Les informations à retenir :

  • Jean-Pierre Masseret, candidat socialiste d'Alsace-Lorraine-Champagne-Ardennes, refuse de se retirer. 

  • Manuel Valls a appelé à voter pour la droite en PACA, Nord-Pas-de-Calais et Grand Est. 

  • Nicolas Sarkozy a confirmé la position des Républicains : "pas de fusion, ni de retrait, pas de combinazione". 

La gauche se retire dans deux régions... Du côté des socialistes, les résultats sont faibles mais moins mauvais que prévu. En misant sur un report des suffrages écologistes et front de gauche au deuxième tour, le PS peut même espérer conserver jusqu'à cinq régions. Pour tenter de remporter l'Ile-de-France, le PS, EELV et le Front de gauche ont annoncé la fusion de leurs listes pour le second tour, lundi en fin d'après-midi. Reste les régions dans lesquelles le candidat du gouvernement est arrivé en troisième position derrière le FN et la droite. En Paca et dans le Nord, Jean-Christophe Cambadélis a explicitement appelé à leur retrait dès dimanche soir "pour faire barrage républicain" au parti frontiste. 

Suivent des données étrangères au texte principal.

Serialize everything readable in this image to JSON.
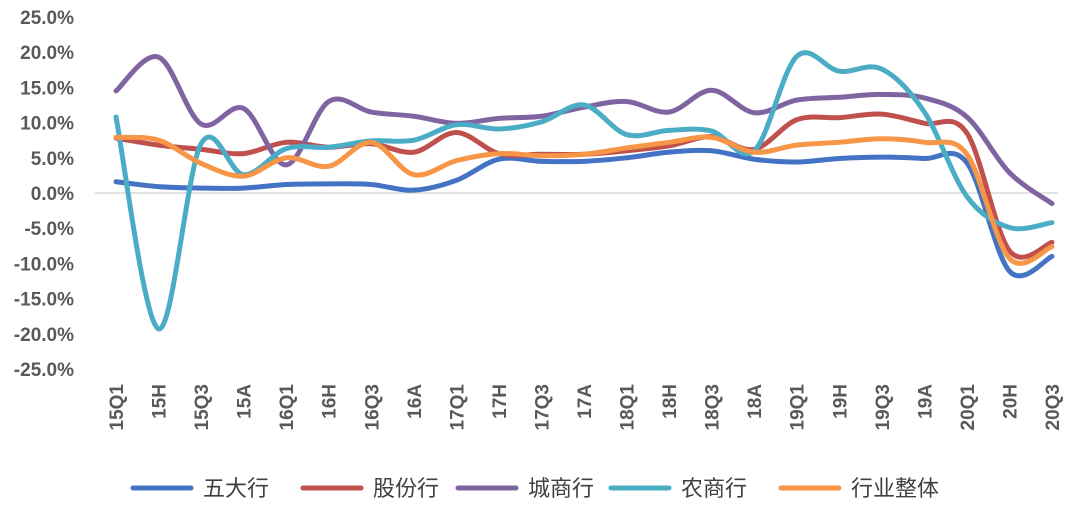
{
  "chart_data": {
    "type": "line",
    "title": "",
    "xlabel": "",
    "ylabel": "",
    "ylim": [
      -25,
      25
    ],
    "y_ticks": [
      25,
      20,
      15,
      10,
      5,
      0,
      -5,
      -10,
      -15,
      -20,
      -25
    ],
    "y_tick_labels": [
      "25.0%",
      "20.0%",
      "15.0%",
      "10.0%",
      "5.0%",
      "0.0%",
      "-5.0%",
      "-10.0%",
      "-15.0%",
      "-20.0%",
      "-25.0%"
    ],
    "categories": [
      "15Q1",
      "15H",
      "15Q3",
      "15A",
      "16Q1",
      "16H",
      "16Q3",
      "16A",
      "17Q1",
      "17H",
      "17Q3",
      "17A",
      "18Q1",
      "18H",
      "18Q3",
      "18A",
      "19Q1",
      "19H",
      "19Q3",
      "19A",
      "20Q1",
      "20H",
      "20Q3"
    ],
    "grid": false,
    "legend_position": "bottom",
    "series": [
      {
        "name": "五大行",
        "color": "#4472C4",
        "values": [
          1.6,
          0.9,
          0.7,
          0.7,
          1.2,
          1.3,
          1.2,
          0.4,
          1.8,
          4.8,
          4.5,
          4.5,
          5.0,
          5.8,
          6.0,
          4.8,
          4.4,
          4.9,
          5.1,
          4.9,
          4.3,
          -11.1,
          -9.0
        ]
      },
      {
        "name": "股份行",
        "color": "#C0504D",
        "values": [
          7.8,
          6.8,
          6.2,
          5.6,
          7.2,
          6.5,
          7.0,
          5.8,
          8.6,
          5.6,
          5.5,
          5.5,
          6.0,
          6.7,
          8.0,
          6.2,
          10.4,
          10.7,
          11.2,
          9.9,
          8.5,
          -8.2,
          -7.0
        ]
      },
      {
        "name": "城商行",
        "color": "#8064A2",
        "values": [
          14.5,
          19.3,
          9.8,
          12.0,
          4.0,
          13.0,
          11.5,
          10.9,
          9.9,
          10.6,
          10.9,
          12.2,
          13.0,
          11.5,
          14.6,
          11.4,
          13.2,
          13.6,
          14.0,
          13.5,
          10.8,
          2.9,
          -1.5
        ]
      },
      {
        "name": "农商行",
        "color": "#4BACC6",
        "values": [
          10.8,
          -19.3,
          7.0,
          2.6,
          6.3,
          6.5,
          7.4,
          7.5,
          9.7,
          9.1,
          10.1,
          12.5,
          8.3,
          8.9,
          8.8,
          6.0,
          19.4,
          17.3,
          17.6,
          11.5,
          -0.5,
          -4.9,
          -4.2
        ]
      },
      {
        "name": "行业整体",
        "color": "#F79646",
        "values": [
          7.9,
          7.5,
          4.2,
          2.4,
          5.0,
          3.8,
          7.2,
          2.6,
          4.6,
          5.6,
          5.3,
          5.5,
          6.4,
          7.2,
          7.9,
          5.8,
          6.8,
          7.2,
          7.7,
          7.2,
          5.5,
          -9.3,
          -7.6
        ]
      }
    ]
  }
}
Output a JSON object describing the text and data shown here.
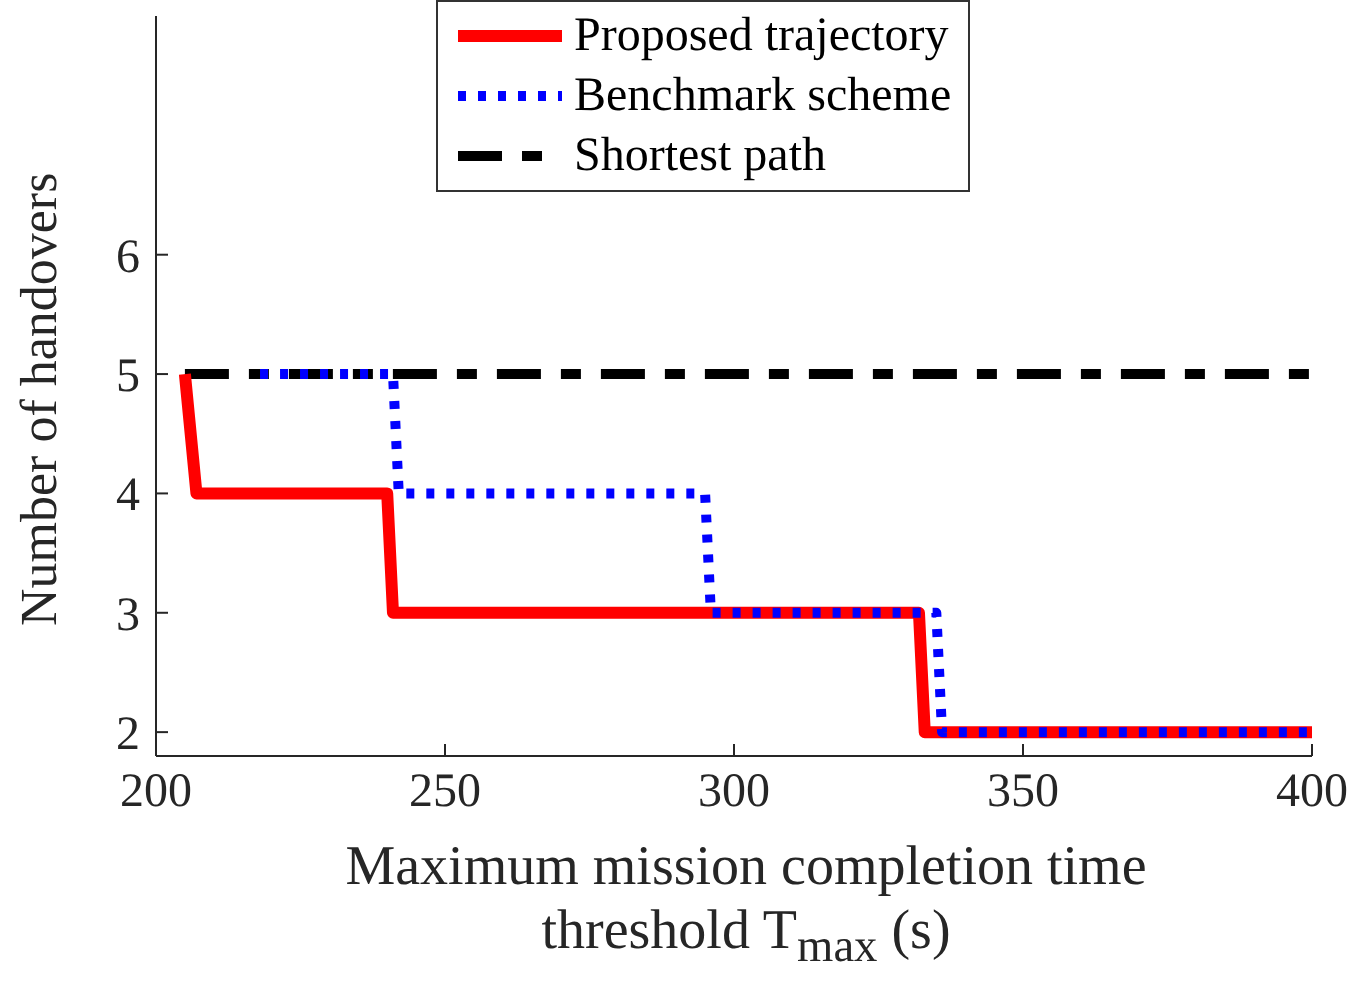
{
  "chart_data": {
    "type": "line",
    "xlabel": "Maximum mission completion time\nthreshold T$_{max}$ (s)",
    "ylabel": "Number of handovers",
    "xlim": [
      200,
      400
    ],
    "xticks": [
      200,
      250,
      300,
      350,
      400
    ],
    "ylim": [
      1.8,
      8
    ],
    "yticks": [
      2,
      3,
      4,
      5,
      6
    ],
    "legend": "top",
    "marker": "none",
    "series": [
      {
        "name": "Proposed trajectory",
        "color": "#ff0000",
        "line_style": "solid",
        "x": [
          205,
          207,
          240,
          241,
          332,
          333,
          400
        ],
        "values": [
          5,
          4,
          4,
          3,
          3,
          2,
          2
        ]
      },
      {
        "name": "Benchmark scheme",
        "color": "#0000ff",
        "line_style": "dotted",
        "x": [
          218,
          241,
          242,
          295,
          296,
          335,
          336,
          400
        ],
        "values": [
          5,
          5,
          4,
          4,
          3,
          3,
          2,
          2
        ]
      },
      {
        "name": "Shortest path",
        "color": "#000000",
        "line_style": "dashed",
        "x": [
          205,
          400
        ],
        "values": [
          5,
          5
        ]
      }
    ]
  }
}
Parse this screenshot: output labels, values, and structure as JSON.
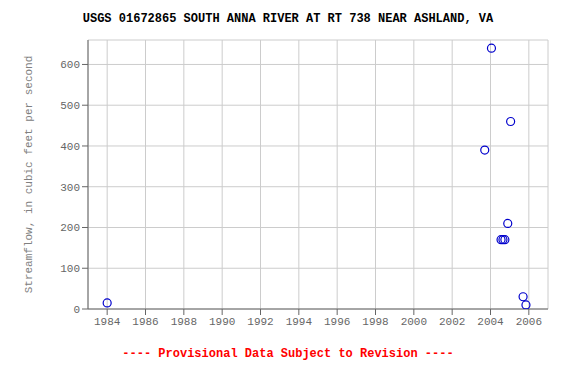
{
  "chart_data": {
    "type": "scatter",
    "title": "USGS 01672865 SOUTH ANNA RIVER AT RT 738 NEAR ASHLAND, VA",
    "y_label": "Streamflow, in cubic feet per second",
    "annotations": [
      {
        "text": "---- Provisional Data Subject to Revision ----",
        "color": "#ff0000"
      }
    ],
    "x": [
      1984.0,
      2003.7,
      2004.05,
      2004.55,
      2004.65,
      2004.75,
      2004.9,
      2005.05,
      2005.7,
      2005.85
    ],
    "values": [
      15,
      390,
      640,
      170,
      170,
      170,
      210,
      460,
      30,
      10
    ],
    "color": "#0000cc",
    "marker": "open_circle",
    "xlim": [
      1983,
      2007
    ],
    "xticks": [
      1984,
      1986,
      1988,
      1990,
      1992,
      1994,
      1996,
      1998,
      2000,
      2002,
      2004,
      2006
    ],
    "ylim": [
      0,
      660
    ],
    "yticks": [
      0,
      100,
      200,
      300,
      400,
      500,
      600
    ],
    "grid": true
  }
}
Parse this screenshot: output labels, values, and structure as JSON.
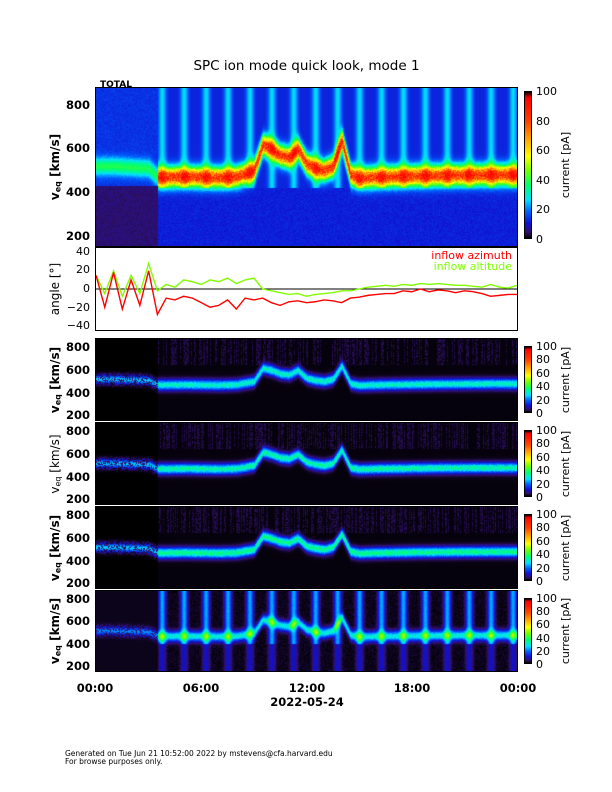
{
  "title": "SPC ion mode quick look, mode 1",
  "footer": {
    "line1": "Generated on Tue Jun 21 10:52:00 2022 by mstevens@cfa.harvard.edu",
    "line2": "For browse purposes only."
  },
  "colors": {
    "azimuth": "#ff0000",
    "altitude": "#80ff00"
  },
  "chart_data": [
    {
      "type": "heatmap",
      "panel_label": "TOTAL",
      "ylabel": "v_eq [km/s]",
      "ylim": [
        150,
        880
      ],
      "yticks": [
        200,
        400,
        600,
        800
      ],
      "colorbar": {
        "label": "current [pA]",
        "range": [
          0,
          100
        ],
        "ticks": [
          0,
          20,
          40,
          60,
          80,
          100
        ]
      },
      "background": "blue-striped",
      "beam_peak_current_pA": 75
    },
    {
      "type": "line",
      "ylabel": "angle [°]",
      "ylim": [
        -45,
        45
      ],
      "yticks": [
        -40,
        -20,
        0,
        20,
        40
      ],
      "x": [
        0,
        0.5,
        1,
        1.5,
        2,
        2.5,
        3,
        3.5,
        4,
        4.5,
        5,
        5.5,
        6,
        6.5,
        7,
        7.5,
        8,
        8.5,
        9,
        9.5,
        10,
        10.5,
        11,
        11.5,
        12,
        12.5,
        13,
        13.5,
        14,
        14.5,
        15,
        15.5,
        16,
        16.5,
        17,
        17.5,
        18,
        18.5,
        19,
        19.5,
        20,
        20.5,
        21,
        21.5,
        22,
        22.5,
        23,
        23.5,
        24
      ],
      "series": [
        {
          "name": "inflow azimuth",
          "values": [
            15,
            -20,
            18,
            -22,
            10,
            -18,
            20,
            -28,
            -10,
            -12,
            -8,
            -10,
            -15,
            -20,
            -18,
            -12,
            -22,
            -10,
            -12,
            -10,
            -15,
            -18,
            -14,
            -13,
            -15,
            -14,
            -12,
            -13,
            -15,
            -10,
            -9,
            -7,
            -6,
            -5,
            -5,
            -2,
            -3,
            0,
            -3,
            -1,
            -2,
            -4,
            -2,
            -3,
            -5,
            -8,
            -7,
            -6,
            -6
          ]
        },
        {
          "name": "inflow altitude",
          "values": [
            15,
            -5,
            20,
            -8,
            15,
            -5,
            28,
            -2,
            5,
            2,
            10,
            8,
            5,
            10,
            8,
            12,
            6,
            10,
            12,
            0,
            -2,
            -4,
            -6,
            -5,
            -8,
            -6,
            -5,
            -4,
            -2,
            -2,
            0,
            2,
            3,
            4,
            3,
            5,
            4,
            6,
            5,
            6,
            5,
            4,
            4,
            3,
            2,
            5,
            2,
            1,
            4
          ]
        }
      ],
      "legend": "top-right"
    },
    {
      "type": "heatmap",
      "ylabel": "v_eq [km/s]",
      "ylim": [
        150,
        880
      ],
      "yticks": [
        200,
        400,
        600,
        800
      ],
      "colorbar": {
        "label": "current [pA]",
        "range": [
          0,
          100
        ],
        "ticks": [
          0,
          20,
          40,
          60,
          80,
          100
        ]
      },
      "background": "dark",
      "beam_peak_current_pA": 30
    },
    {
      "type": "heatmap",
      "ylabel": "v_eq [km/s]",
      "ylim": [
        150,
        880
      ],
      "yticks": [
        200,
        400,
        600,
        800
      ],
      "colorbar": {
        "label": "current [pA]",
        "range": [
          0,
          100
        ],
        "ticks": [
          0,
          20,
          40,
          60,
          80,
          100
        ]
      },
      "background": "dark",
      "beam_peak_current_pA": 32
    },
    {
      "type": "heatmap",
      "ylabel": "v_eq [km/s]",
      "ylim": [
        150,
        880
      ],
      "yticks": [
        200,
        400,
        600,
        800
      ],
      "colorbar": {
        "label": "current [pA]",
        "range": [
          0,
          100
        ],
        "ticks": [
          0,
          20,
          40,
          60,
          80,
          100
        ]
      },
      "background": "dark",
      "beam_peak_current_pA": 34
    },
    {
      "type": "heatmap",
      "ylabel": "v_eq [km/s]",
      "ylim": [
        150,
        880
      ],
      "yticks": [
        200,
        400,
        600,
        800
      ],
      "colorbar": {
        "label": "current [pA]",
        "range": [
          0,
          100
        ],
        "ticks": [
          0,
          20,
          40,
          60,
          80,
          100
        ]
      },
      "background": "striped",
      "beam_peak_current_pA": 28
    }
  ],
  "beam_velocity": {
    "hours": [
      0,
      1,
      2,
      3,
      3.5,
      4,
      5,
      6,
      7,
      8,
      9,
      9.5,
      10,
      10.5,
      11,
      11.5,
      12,
      12.5,
      13,
      13.5,
      14,
      14.5,
      15,
      16,
      18,
      20,
      22,
      24
    ],
    "km_s": [
      520,
      520,
      515,
      510,
      470,
      470,
      472,
      470,
      468,
      472,
      500,
      620,
      600,
      570,
      560,
      600,
      530,
      510,
      500,
      520,
      640,
      480,
      465,
      470,
      475,
      478,
      480,
      480
    ]
  },
  "xaxis": {
    "ticks": [
      "00:00",
      "06:00",
      "12:00",
      "18:00",
      "00:00"
    ],
    "label": "2022-05-24",
    "range_hours": [
      0,
      24
    ]
  }
}
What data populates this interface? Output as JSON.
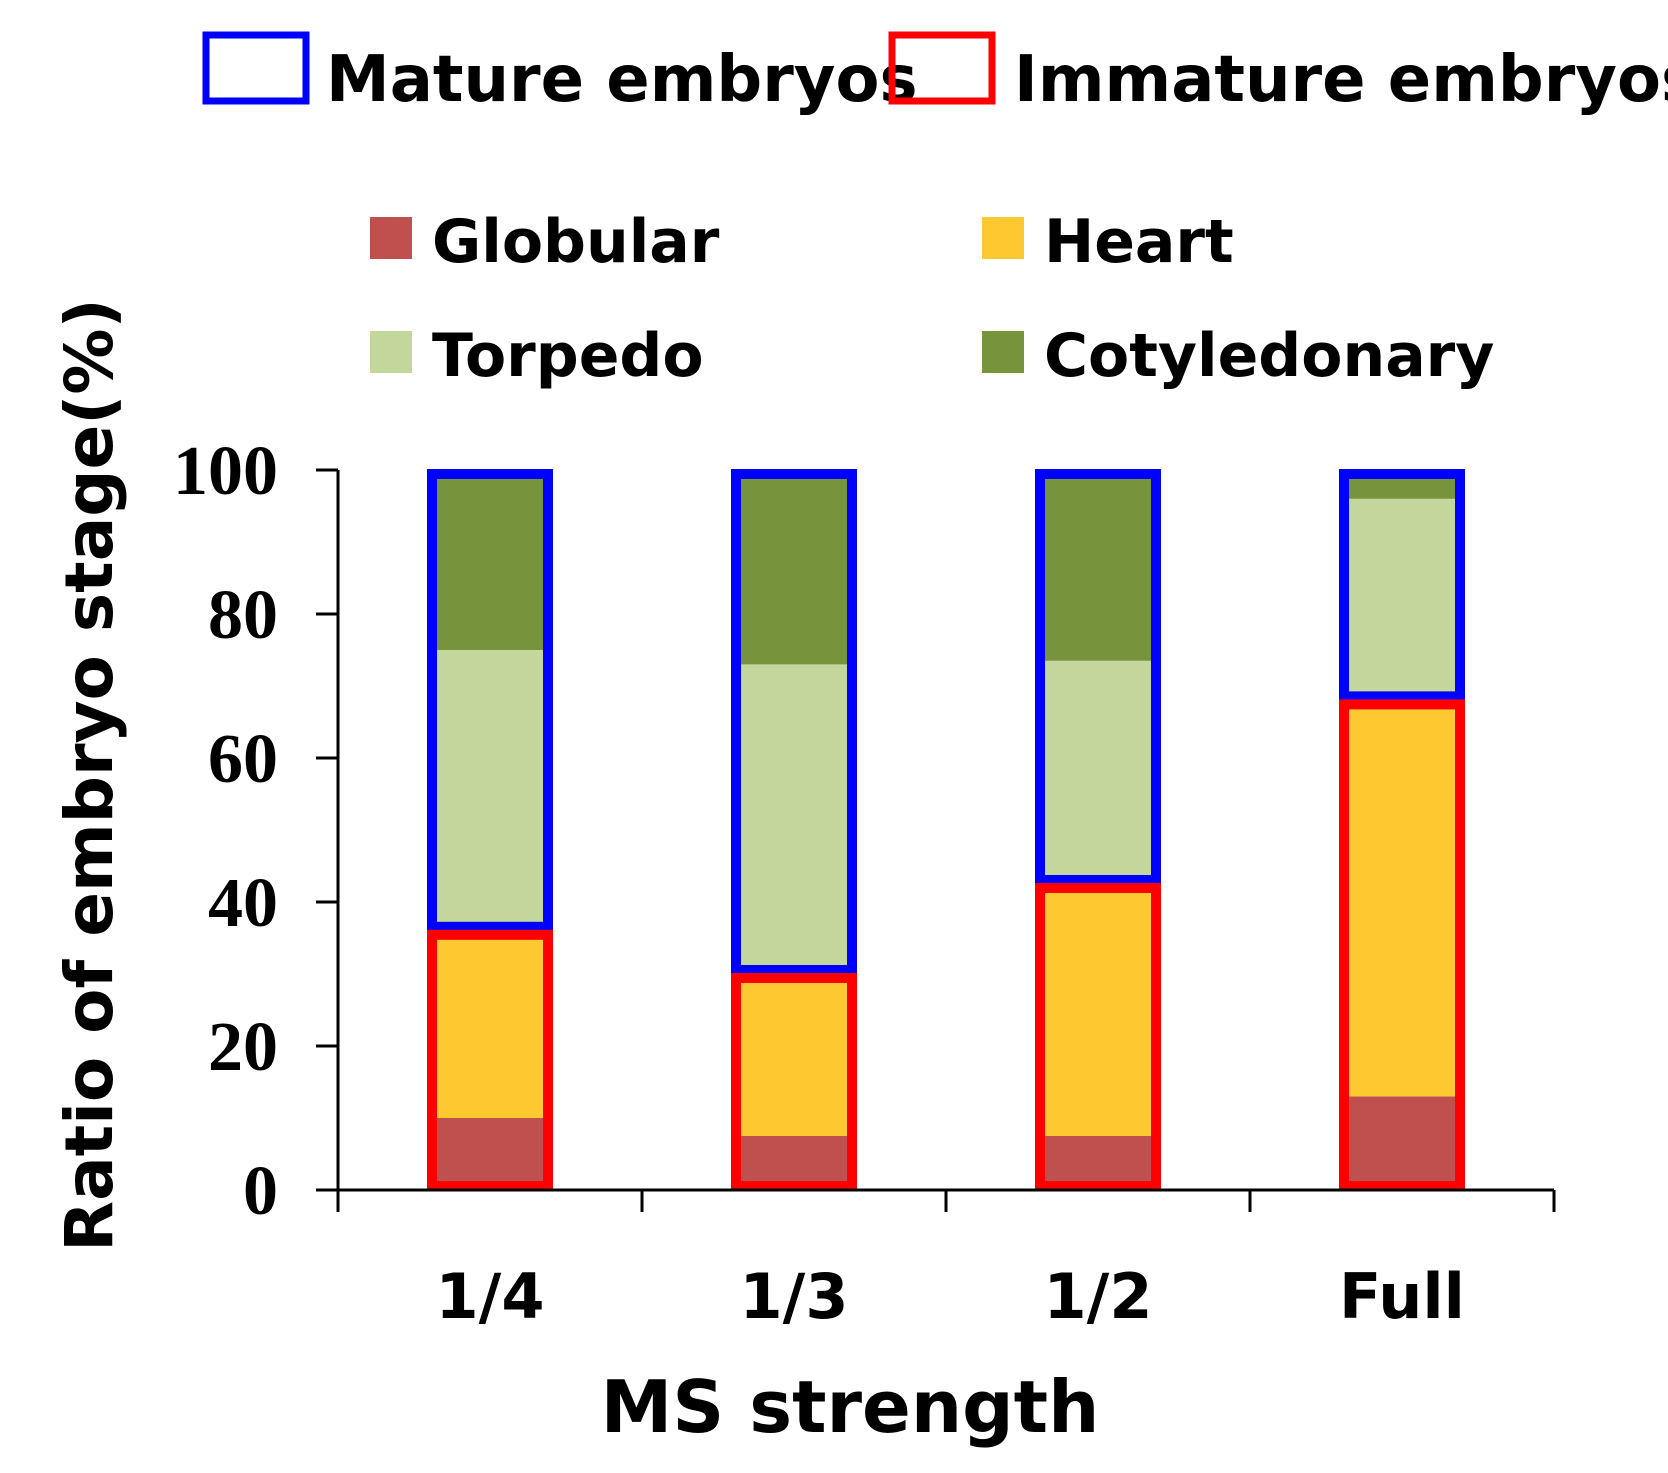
{
  "chart_data": {
    "type": "bar",
    "stacked": true,
    "title": "",
    "xlabel": "MS strength",
    "ylabel": "Ratio of embryo stage(%)",
    "ylim": [
      0,
      100
    ],
    "yticks": [
      "0",
      "20",
      "40",
      "60",
      "80",
      "100"
    ],
    "categories": [
      "1/4",
      "1/3",
      "1/2",
      "Full"
    ],
    "series": [
      {
        "name": "Globular",
        "color": "#c0504d",
        "values": [
          10,
          7.5,
          7.5,
          13
        ]
      },
      {
        "name": "Heart",
        "color": "#fdc830",
        "values": [
          26,
          22.5,
          35,
          55
        ]
      },
      {
        "name": "Torpedo",
        "color": "#c3d69b",
        "values": [
          39,
          43,
          31,
          28
        ]
      },
      {
        "name": "Cotyledonary",
        "color": "#77933c",
        "values": [
          25,
          27,
          26.5,
          4
        ]
      }
    ],
    "groups": [
      {
        "name": "Mature embryos",
        "color": "#0000ff",
        "stacks": [
          "Torpedo",
          "Cotyledonary"
        ]
      },
      {
        "name": "Immature embryos",
        "color": "#ff0000",
        "stacks": [
          "Globular",
          "Heart"
        ]
      }
    ],
    "legend_position": "top"
  }
}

... mais la consigne ne passe pas dans une troisième. En Alsace-Lorraine-Champagne-Ardenne, en revanche, la situation est plus compliquée. Le candidat socialiste arrivé troisième, Jean-Pierre Masseret, a confirmé son maintien lundi midi, à l'issue d'une réunion avec les têtes de listes départementales dans son QG de Maizière-lès-Metz. Lundi matin, le porte-parole du PS avait pourtant estimé que le candidat socialiste arrivé troisième, Jean-Pierre Masseret, "devra" aussi se retirer. "C'est une décision du Bureau national. Il devra la respecter. Point", avait tranché Jean-Christophe Cambadélis. Malgré les consignes du premier secrétaire du PS, la liste socialiste dans le Grand Est pour le deuxième tour a bel et bien été déposée, lundi après-midi à la préfecture de Strasbourg. 

Une intransigeance vivement critiqué par Manuel Valls, invité de TF1 lundi soir. Le Premier ministre a également appelé à voter pour les listes de droite, face au FN, en Provence-Alpes-Côte d'Azur et Nord-Pas-de-Calais-Picardie où le PS s'est retiré, ainsi qu'en Alsace-Lorraine-Champagne-Ardenne.

Ni retrait ni fusion pour Les Républicains. L'impopularité du gouvernement aura moins servi la droite qu'elle ne pouvait l'espérer. Avec 26,7% des voix au niveau national, Les Républicains, et leurs alliés de l'UDI, font à peine mieux qu'en 2010 (26,02%). Lors d'un bureau politique organisé lundi matin, les principaux responsables du parti ont décidé de la stratégie à suivre au deuxième tour, se prononçant pour exclure "tout retrait, toute fusion, toute alliance, tout accord". Une position que Nicolas Sarkozy a répété lundi soir. "Pas de fusion, ni de retrait, pas de combinazione, pas d'arrangement", a tonné l'ancien président de la République, invité du journal télévisé de France 2, lundi soir. 

Si cette position du "ni-ni" est majoritaire au sein de la droite, elle a néanmoins été contestée, notamment par Nathalie Kosciusko-Morizet et Jean-Pierre Raffarin. "Quand on peut empêcher le Front national par son retrait, il faut empêcher le Front national", avait ainsi déclaré Jean-Pierre Raffarin lundi matin.

Le FN, presque sûr de remporter deux régions. Arrivé en tête dans le Nord-Pas-de-Calais-Picardie et en Provence-Alpes-côte-d'Azur, le parti frontiste sort vainqueur en Alsace-Lorraine-Champagne-Ardenne et en Bourgogne-Franche-Comté. A ces victoires prévisibles, le FN ajoute deux surprises en l'emportant en Centre-Val de Loire et en Languedoc-Roussillon-Midi-Pyrénées. Au second tour, le 13 décembre, Marine Le Pen et sa nièce, Marion Maréchal-Le Pen, semblent assurées de l'emporter respectivement dans le Nord et en PACA, malgré le retrait des listes socialistes arrivées en troisième position. En Alsace, Florian Philippot a également de sérieuses chances de s'emparer du conseil départemental, surtout si le candidat PS se maintient. Ce sera plus difficile pour les candidats des trois autres régions, mais tout dépendra de la mobilisation et du report des voix. "La partie n'est pas encore gagnée, a rappelé Jean-Marie Le Pen au micro d'Europe 1 midi. Elle dépend de la mobilisation de nos militants, mais aussi de nos électeurs."